# Pedals



## powhunter (Mar 27, 2010)

Going with the five-ten shoe, Whats a good flat pedal to get?? 

Thanks

steveo


----------



## Grassi21 (Mar 27, 2010)

Don't get the Candy Bros 5050.  Nice pedal and looks great.  But the plate screws are notorious for disappearing.

Love my 510 shoes.  They are my preferred shoe for coaching.


----------



## MR. evil (Mar 27, 2010)

powhunter said:


> Going with the five-ten shoe, Whats a good flat pedal to get??
> 
> Thanks
> 
> steveo



I love me FiveTens! I also have no complaints about my Welgo MG1 pedals. Light, good grip and not too expensive. 

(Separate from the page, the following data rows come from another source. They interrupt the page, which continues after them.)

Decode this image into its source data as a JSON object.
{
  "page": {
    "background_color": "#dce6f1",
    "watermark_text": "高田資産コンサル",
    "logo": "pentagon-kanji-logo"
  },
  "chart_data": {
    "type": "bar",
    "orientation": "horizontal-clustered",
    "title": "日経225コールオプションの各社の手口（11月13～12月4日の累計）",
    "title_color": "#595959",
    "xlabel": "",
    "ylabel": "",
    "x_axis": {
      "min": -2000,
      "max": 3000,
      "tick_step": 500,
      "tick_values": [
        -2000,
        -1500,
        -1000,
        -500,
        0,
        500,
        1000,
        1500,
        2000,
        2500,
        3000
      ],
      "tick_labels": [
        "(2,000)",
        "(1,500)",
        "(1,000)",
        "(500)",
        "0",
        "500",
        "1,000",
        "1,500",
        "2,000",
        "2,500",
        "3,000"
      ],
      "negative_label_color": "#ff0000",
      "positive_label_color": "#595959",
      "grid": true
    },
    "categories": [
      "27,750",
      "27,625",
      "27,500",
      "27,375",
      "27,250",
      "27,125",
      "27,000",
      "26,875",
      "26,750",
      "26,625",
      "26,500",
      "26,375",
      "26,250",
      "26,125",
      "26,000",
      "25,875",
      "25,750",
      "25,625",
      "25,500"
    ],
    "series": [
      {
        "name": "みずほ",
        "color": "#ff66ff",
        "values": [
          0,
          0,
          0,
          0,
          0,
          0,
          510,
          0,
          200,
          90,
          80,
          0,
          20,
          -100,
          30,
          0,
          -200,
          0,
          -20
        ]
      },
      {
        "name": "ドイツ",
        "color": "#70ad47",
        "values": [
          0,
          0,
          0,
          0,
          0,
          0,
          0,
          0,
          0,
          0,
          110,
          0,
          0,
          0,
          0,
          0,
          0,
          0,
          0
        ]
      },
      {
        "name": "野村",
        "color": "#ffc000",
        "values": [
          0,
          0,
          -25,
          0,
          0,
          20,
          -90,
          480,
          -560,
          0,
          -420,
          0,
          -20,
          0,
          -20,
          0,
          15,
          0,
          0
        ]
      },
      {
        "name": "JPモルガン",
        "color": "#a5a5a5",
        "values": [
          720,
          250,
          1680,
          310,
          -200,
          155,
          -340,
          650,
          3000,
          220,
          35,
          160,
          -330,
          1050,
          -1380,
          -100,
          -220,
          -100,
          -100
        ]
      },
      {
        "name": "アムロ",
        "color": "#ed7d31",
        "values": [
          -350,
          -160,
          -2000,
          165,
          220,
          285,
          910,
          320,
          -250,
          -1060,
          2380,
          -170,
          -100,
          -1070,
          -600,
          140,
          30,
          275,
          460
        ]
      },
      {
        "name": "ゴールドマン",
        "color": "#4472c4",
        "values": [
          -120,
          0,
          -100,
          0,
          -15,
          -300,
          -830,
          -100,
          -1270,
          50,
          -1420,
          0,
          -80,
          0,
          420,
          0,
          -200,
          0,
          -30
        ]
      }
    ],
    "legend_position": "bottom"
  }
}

I would also invest in some leg armor, becuase if your feet to slip off the pedals it wil really Fg hurt. It won't happen much with the FiveTens, but just once is enough to justify leg armor!


----------



## powhunter (Mar 27, 2010)

Thanks!! Where can i get those pedals??

steveo


----------



## MR. evil (Mar 27, 2010)

powhunter said:


> Thanks!! Where can i get those pedals??
> 
> steveo



I will try to post up some links where you can buy them later tonight.


----------



## powbmps (Mar 27, 2010)

Which five tens are you guys using?  I just picked up a pair of these:


----------



## powbmps (Mar 27, 2010)

Hopefully they stick to these (if I can keep from losing the screws :smile:


----------



## MR. evil (Mar 27, 2010)

Welcome to the dark side Chris .

I just got back from my first ride of the season and it kicked my ass. It didn't help I was on a SS.


----------



## RootDKJ (Mar 29, 2010)

I was just jumped at the Crank Brothers Smarty pedal on Chainlove.  It looks like it may be a good entry into clipless for me.  I don't have a real mtb shoe (usually just old sneakers) so I held the order in hopes that one will show up on there before 4/6.  I think this will work out well, because I they can also work as a standard platform pedal if starting out on a steep climb.


----------



## bvibert (Mar 30, 2010)

They have LEDs on the ends so that the cougars can easily find you when you get lost at night.


----------



## SkaPig (Apr 4, 2010)

I ride DMR V12 Mags.  I like them quite a bit.  

http://jensonusa.com/store/product/PE307E00-Dmr+V12+Mag+Pedals.aspx


----------